2. The image display device according to 1,

wherein the first angle converter is placed in a first region of the waveguide extending along the first direction, and

wherein the second angle converter is placed in a second region of the waveguide extending along the first direction and different from the first region.

3. The image display device according to claim 2,

wherein the first angle converter and the second angle converter are placed at positions facing each other with respect to a center of the waveguide,

wherein the first angle converter emits the first image light in a direction approaching a normal line extending from a center line of the waveguide along the first direction, thereby emitting the first image light in the second direction, and

wherein the second angle converter emits the second image light in a direction approaching a normal line extending from the center line, thereby emitting the second image light in the third direction.
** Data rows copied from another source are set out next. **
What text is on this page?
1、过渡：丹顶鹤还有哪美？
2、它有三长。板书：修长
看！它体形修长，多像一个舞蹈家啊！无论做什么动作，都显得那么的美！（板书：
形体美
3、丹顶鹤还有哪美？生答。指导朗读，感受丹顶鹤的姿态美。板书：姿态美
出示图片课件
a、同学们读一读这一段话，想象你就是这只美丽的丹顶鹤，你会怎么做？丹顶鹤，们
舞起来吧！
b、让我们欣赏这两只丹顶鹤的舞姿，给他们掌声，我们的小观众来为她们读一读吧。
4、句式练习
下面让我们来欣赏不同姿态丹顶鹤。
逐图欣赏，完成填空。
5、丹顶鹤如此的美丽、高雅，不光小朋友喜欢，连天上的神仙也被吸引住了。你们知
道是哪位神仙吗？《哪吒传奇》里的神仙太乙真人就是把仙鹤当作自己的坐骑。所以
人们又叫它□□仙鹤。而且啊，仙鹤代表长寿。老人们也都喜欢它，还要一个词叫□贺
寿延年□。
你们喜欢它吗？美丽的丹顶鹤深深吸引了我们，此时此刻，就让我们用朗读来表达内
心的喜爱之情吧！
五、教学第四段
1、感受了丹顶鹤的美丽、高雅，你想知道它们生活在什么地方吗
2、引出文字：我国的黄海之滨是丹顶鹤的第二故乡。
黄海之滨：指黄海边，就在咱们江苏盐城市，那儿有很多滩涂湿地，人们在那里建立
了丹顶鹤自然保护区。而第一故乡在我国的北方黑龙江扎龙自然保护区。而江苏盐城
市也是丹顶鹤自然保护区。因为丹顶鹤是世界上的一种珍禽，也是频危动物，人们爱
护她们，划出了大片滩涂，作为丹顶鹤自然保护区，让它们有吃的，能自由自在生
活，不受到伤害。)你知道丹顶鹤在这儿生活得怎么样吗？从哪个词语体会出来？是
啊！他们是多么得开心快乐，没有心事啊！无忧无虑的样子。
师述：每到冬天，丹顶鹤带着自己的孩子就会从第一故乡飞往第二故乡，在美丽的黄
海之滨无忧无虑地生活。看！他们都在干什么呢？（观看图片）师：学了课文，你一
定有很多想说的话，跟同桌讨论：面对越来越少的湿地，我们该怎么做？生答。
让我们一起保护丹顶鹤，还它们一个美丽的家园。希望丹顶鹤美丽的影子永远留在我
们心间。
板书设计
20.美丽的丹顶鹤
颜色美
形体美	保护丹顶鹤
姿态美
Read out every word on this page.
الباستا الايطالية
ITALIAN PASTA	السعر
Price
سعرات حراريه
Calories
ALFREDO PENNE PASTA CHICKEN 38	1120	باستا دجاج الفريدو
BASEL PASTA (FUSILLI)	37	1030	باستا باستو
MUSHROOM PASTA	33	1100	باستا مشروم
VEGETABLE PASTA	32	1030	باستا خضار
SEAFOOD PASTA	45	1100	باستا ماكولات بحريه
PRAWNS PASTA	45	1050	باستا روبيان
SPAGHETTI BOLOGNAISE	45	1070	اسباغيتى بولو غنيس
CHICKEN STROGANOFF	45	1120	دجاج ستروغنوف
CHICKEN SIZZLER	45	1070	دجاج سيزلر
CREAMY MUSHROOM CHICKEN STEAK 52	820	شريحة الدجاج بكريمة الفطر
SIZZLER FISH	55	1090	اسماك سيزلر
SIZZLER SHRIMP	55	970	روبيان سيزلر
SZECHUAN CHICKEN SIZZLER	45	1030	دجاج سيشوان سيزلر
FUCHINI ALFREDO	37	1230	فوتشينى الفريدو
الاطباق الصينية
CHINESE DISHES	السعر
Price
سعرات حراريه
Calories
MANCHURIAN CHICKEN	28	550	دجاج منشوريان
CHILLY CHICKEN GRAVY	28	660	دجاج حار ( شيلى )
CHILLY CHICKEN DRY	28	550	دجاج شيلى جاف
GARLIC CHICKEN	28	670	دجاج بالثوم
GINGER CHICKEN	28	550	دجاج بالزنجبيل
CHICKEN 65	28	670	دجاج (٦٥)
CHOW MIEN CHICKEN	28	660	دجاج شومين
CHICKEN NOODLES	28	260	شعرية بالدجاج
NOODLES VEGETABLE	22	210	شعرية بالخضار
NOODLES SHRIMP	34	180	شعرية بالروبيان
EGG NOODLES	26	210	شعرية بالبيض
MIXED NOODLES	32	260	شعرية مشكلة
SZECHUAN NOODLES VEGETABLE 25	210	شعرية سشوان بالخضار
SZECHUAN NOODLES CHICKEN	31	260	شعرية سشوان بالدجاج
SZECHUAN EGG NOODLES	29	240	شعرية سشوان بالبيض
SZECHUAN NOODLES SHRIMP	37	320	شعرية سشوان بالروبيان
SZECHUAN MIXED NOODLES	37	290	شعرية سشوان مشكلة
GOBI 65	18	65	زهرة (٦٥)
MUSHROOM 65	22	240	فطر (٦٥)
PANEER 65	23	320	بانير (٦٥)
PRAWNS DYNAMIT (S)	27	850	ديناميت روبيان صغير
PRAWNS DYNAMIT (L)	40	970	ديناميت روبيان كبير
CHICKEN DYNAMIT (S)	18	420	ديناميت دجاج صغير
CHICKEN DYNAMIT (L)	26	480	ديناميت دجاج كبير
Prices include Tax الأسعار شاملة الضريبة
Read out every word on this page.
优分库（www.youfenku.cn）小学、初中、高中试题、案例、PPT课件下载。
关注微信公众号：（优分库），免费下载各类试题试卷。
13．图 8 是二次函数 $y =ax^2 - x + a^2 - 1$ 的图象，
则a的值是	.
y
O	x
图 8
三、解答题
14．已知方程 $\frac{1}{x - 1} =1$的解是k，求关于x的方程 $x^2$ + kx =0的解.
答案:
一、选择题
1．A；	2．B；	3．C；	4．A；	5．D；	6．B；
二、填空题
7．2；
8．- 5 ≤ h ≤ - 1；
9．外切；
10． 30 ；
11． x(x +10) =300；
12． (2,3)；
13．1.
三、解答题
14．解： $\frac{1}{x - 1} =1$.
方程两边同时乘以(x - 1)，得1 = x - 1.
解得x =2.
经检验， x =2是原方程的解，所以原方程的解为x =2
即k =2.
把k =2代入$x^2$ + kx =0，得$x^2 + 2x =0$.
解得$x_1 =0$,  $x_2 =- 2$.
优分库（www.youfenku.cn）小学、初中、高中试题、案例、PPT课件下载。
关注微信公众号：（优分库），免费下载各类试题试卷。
4. The image display device according to claim 3, wherein

when a half of an angular difference between the second direction and the third direction is defined as θ, and when a viewing angle in a plane including the second direction and the third direction is FOV,

θ≤(FOV/2) is satisfied.

5. The image display device according to claim 2,

wherein the first angle converter and the second angle converter are placed at positions where a first projection region in which the first angle converter is projected onto the waveguide and a second projection region in which the second angle converter is projected onto the waveguide overlap with each other.

6. The image display device according to claim 5,

wherein the first angle converter and the second angle converter are arranged such that an overlapping region in which the first projection region and the second projection region overlap with each other extends along the first direction.

7. The image display device according to claim 5,

wherein the waveguide comprises: a first layer that includes the first angle converter and propagates the first image light; a second layer that includes the second angle converter and propagates the second image light; and a third layer that has a third refractive index different from both a first refractive index of the first layer and a second refractive index of the second layer,

wherein the third layer is placed between the first layer and the second layer.

8. The image display device according to claim 1,

wherein the image light projector comprises: a first generator that generates the first image light; a second generator that generates the second image light; and an optical element that transmits the first image light and reflects the second image light while,

wherein the first generator and the second generator are arranged so that the first image light and the second image light propagate in a direction not parallel to each other in an optical path until the first image light and the second image light reach the optical element.

9. The image display device according to claim 1,

wherein the image light projector emits the first image light and the second image light according to a time division scheme.

10. The image display device according to claim 1,

wherein the image display device is configured as a head mounted display that can be worn on a head of a user.

11. The image display device according to claim 1,

wherein the image display device is configured to display an image on at least a portion of a front glass of a vehicle.